Perjalanan pendidikan KH. Dimyathi Campurdarat tidak hanya berhenti di Tremas, seteleh masa nyantri di Pondok Tremas dianggap cukup, KH. Dimyathi Campurdarat melanjutkan ke Pondok Tragal-Jawa Tengah. Dari Tragal KH. Dimyathi Campurdarat kemudian berguru pada KH. Kholil – Bangkalan – Madura. Menyelesaikan pendidikan di Madura, KH. Dimyathi Campurdarat lalu berguru pada KH. Zainudin di Mojosari, Nganjuk. Usai dari Mojosari KH. Dimyathi Campurdarat meneruskan mencari ilmu pada KH. Marwah di Mangunsari Nganjuk.

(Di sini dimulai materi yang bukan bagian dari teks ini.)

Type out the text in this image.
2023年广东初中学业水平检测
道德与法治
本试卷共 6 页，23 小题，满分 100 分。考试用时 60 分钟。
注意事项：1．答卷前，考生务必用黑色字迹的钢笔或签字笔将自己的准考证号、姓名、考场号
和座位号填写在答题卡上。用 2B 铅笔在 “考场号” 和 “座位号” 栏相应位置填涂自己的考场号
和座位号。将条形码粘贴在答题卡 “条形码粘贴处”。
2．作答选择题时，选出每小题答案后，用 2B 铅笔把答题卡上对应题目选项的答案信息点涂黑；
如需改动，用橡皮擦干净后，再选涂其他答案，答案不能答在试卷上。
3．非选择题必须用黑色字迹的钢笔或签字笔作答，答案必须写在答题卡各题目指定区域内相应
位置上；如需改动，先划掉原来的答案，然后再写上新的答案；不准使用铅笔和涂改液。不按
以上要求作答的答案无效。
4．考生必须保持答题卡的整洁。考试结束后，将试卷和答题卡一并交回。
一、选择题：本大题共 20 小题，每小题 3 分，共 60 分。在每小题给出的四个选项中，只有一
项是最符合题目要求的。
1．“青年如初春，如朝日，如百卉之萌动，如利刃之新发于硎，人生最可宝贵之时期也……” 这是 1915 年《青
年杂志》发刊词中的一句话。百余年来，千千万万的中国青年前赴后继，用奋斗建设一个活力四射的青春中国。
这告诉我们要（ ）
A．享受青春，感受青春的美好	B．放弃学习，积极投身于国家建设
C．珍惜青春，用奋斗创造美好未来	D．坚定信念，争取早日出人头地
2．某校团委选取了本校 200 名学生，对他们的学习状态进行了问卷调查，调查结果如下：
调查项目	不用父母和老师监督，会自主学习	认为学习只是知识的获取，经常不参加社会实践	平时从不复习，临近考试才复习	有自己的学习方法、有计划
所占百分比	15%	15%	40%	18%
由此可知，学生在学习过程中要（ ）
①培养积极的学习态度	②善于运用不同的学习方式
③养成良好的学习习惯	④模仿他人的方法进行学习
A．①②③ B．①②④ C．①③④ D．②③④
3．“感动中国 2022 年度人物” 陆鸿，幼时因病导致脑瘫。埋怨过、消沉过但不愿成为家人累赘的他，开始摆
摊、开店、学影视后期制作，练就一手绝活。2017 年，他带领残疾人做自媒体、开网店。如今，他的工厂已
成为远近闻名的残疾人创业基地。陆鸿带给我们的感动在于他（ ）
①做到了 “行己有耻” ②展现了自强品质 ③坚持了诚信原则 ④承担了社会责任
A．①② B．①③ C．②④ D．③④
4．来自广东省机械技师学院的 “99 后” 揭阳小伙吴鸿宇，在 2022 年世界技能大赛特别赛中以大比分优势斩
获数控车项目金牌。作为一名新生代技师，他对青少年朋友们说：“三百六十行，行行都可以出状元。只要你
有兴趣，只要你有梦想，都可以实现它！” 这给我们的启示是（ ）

Merasa belum cukup bekal untuk mengemban amanat Kholifatullah fil Ardl, KH. Dimyathi Campurdarat kembali meninggalkan kota kelahirannya untuk menambah bekal pengetahuan melanjutkan mondok di pondok pesantren Sekar putih, Nganjuk, setelah menyelesaikan pendidikan di Sekar Putih beliau meneruskan ngaji di pondok Klumpit, Nganjuk. Dari Klumpit beliau melanjutkan lagi di Pondok Pesantren Lirboyo yang diasuh oleh KH. Abdul Karim, saat itu jumlah santri masih 8 orang.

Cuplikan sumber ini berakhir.